I came across the below interview question on Glassdoor:

A scatter graph of points on a page, draw a horizontal line across the page such the the perpendicular y distance to the line from all points in aggregate is minimized. Describe an algorithm for placing this line optimally

My approach:

I think we can compute the mean of y-distances and place the line there.

However, I am not sure if this is correct or if there is a better approach to solving this problem.

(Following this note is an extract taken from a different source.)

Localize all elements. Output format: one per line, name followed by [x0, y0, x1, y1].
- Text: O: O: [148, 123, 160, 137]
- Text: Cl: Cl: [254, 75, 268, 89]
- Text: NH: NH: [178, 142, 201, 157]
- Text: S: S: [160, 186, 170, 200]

• It's called linear regression trend line. The Wikipedia article Linear regression is a good start. – Arseni Mourzenko Jun 9 '15 at 12:08
• I think he meant the mean of the point y-coordinates. – MetaFight Jun 9 '15 at 12:53
• @MainMa, I think this question is more constrained than what you suggest. The question explicitly asks for a horizontal line. – MetaFight Jun 9 '15 at 12:56
• @MetaFight Yes, and in that case it seems that the approach outlined in the question works fine. – Hirle Jun 9 '15 at 13:40

First, since we only care about the y-distance and will be drawing a horizontal line, we only need to think about the y-coordinates of the points and the y-coordinate that defines the line. The distance between a point and our line will be the absolute difference between the y-coordinate of the point and the y-coordinate that defines the line.

So, rephrasing the problem, we have a set of numbers, y_1 to y_n, and need a number, z, that minimizes the aggregate of the absolute differences between z and the points y_1 to y_n. Instead of minimizing the aggregate, we can just minimize the sum and get the correct result (aggregate = sum / number_of_points).

It turns out that it is the median that does this, not the mean.

For intuition, have points at y-coordinates 10, 10, 10 and 110. The median is 10, aggregate distance is (0+0+0+100)/4=25. The mean is 140/4=35, aggregate distance is (25+25+25+75)/4=37,5. In fact moving the line any distance, d, away from y-coordinate 10 towards 100 increased the distance to 3 points (with d) while only decreasing the distance to 1 point (with d) and hence increasing the aggregate.

(If we would take squares of distances then the mean would be the correct answer)

The method you use to calculate the line depends on the cost function you minimize. You can use the mean y-value which sets the sum of the distances (measured as positive when a point is above the line and negative when the point is below the line) to zero.

You could use a 'minimum sum of the squares of the distances' cost function, which would provide a different answer.

Both those are straight-forward to calculate. You could use a 'minimum sum of the absolute distances'; that is trickier to compute, and in general yields a different answer from the other two methods.

You can also devise your own cost function to minimize. Have fun!

For your purposes, I think the mean is a sensible choice.

As Jonathan points out there are are a number of different cost functions you can minimize but from `the perpendicular y distance to the line from all points in aggregate is minimized` i'd assume we were looking for the 'minimum sum of the absolute distance'.

This isn't too bad to calculate if you happen to know that this is the same as the median, proof (I suspect this makes it a poor question for a general development position, and one more suited for data science)

to find the median one could sort the points by co-ord then take either the middle point from the list or average the two middle points.